Cassini captures images of Saturn’s disk-shaped moon Atlas

Cassini captures images of Saturn’s disk-shaped moon Atlas

NASA’s Cassini spacecraft has sent back some images of Atlas, an atypical moon of Saturn that looks like a flying saucer, orbiting just outside the gas giant’s rings.

According to NASA, Atlas orbits Saturn just outside its outermost main, bright ring, the ring A. It is just around 19 miles or 30 kilometers across. The moon Pan, which has a similar appearance, is even smaller.

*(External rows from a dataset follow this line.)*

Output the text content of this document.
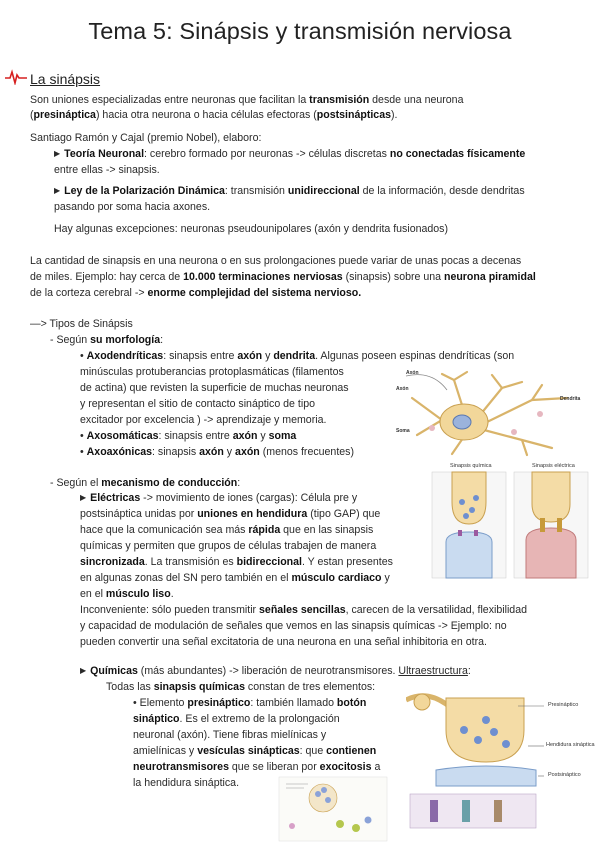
Tema 5: Sinápsis y transmisión nerviosa
La sinápsis

Son uniones especializadas entre neuronas que facilitan la transmisión desde una neurona

(presináptica) hacia otra neurona o hacia células efectoras (postsinápticas).

Santiago Ramón y Cajal (premio Nobel), elaboro:

▶ Teoría Neuronal: cerebro formado por neuronas -> células discretas no conectadas físicamente

entre ellas -> sinapsis.

▶ Ley de la Polarización Dinámica: transmisión unidireccional de la información, desde dendritas

pasando por soma hacia axones.

Hay algunas excepciones: neuronas pseudounipolares (axón y dendrita fusionados)

La cantidad de sinapsis en una neurona o en sus prolongaciones puede variar de unas pocas a decenas

de miles. Ejemplo: hay cerca de 10.000 terminaciones nerviosas (sinapsis) sobre una neurona piramidal

de la corteza cerebral -> enorme complejidad del sistema nervioso.

—> Tipos de Sinápsis

- Según su morfología:

• Axodendríticas: sinapsis entre axón y dendrita. Algunas poseen espinas dendríticas (son

minúsculas protuberancias protoplasmáticas (filamentos

de actina) que revisten la superficie de muchas neuronas

y representan el sitio de contacto sináptico de tipo

excitador por excelencia ) -> aprendizaje y memoria.

• Axosomáticas: sinapsis entre axón y soma

• Axoaxónicas: sinapsis axón y axón (menos frecuentes)

Axón
Axón
Soma
Dendrita

- Según el mecanismo de conducción:

▶ Eléctricas -> movimiento de iones (cargas): Célula pre y

postsináptica unidas por uniones en hendidura (tipo GAP) que

hace que la comunicación sea más rápida que en las sinapsis

químicas y permiten que grupos de células trabajen de manera

sincronizada. La transmisión es bidireccional. Y estan presentes

en algunas zonas del SN pero también en el músculo cardiaco y

en el músculo liso.

Inconveniente: sólo pueden transmitir señales sencillas, carecen de la versatilidad, flexibilidad

y capacidad de modulación de señales que vemos en las sinapsis químicas -> Ejemplo: no

pueden convertir una señal excitatoria de una neurona en una señal inhibitoria en otra.

Sinapsis química	Sinapsis eléctrica

▶ Químicas (más abundantes) -> liberación de neurotransmisores. Ultraestructura:

Todas las sinapsis químicas constan de tres elementos:

• Elemento presináptico: también llamado botón

sináptico. Es el extremo de la prolongación

neuronal (axón). Tiene fibras mielínicas y

amielínicas y vesículas sinápticas: que contienen

neurotransmisores que se liberan por exocitosis a

la hendidura sináptica.

Presináptico
Hendidura sináptica
Postsináptico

The spacecraft captured Atlas’ pictures on 12th of April as it passed within 7,000 miles or 11,000 kilometers of the flying saucer-shaped moon. The images show Atlas in unprecedented clarity.

Both Pan and Atlas look like a miniature version of the gas giant Saturn as both of these moons feature a bulbous central body as well as a flat ridge spanning the equator.

Atlas was first spotted by the Voyager 1 spacecraft in 1980. Astronomers estimated that it orbits around 85,500 miles from Saturn and completes one lap in 14.4 hours.

Running really low on fuel, Cassini is in the final phase of its Saturn system-exploring mission. It is heading for a planned dive into the planet’s atmosphere on 15th of April next year, to avoid a collision with one of the planet’s possibly habitable moons.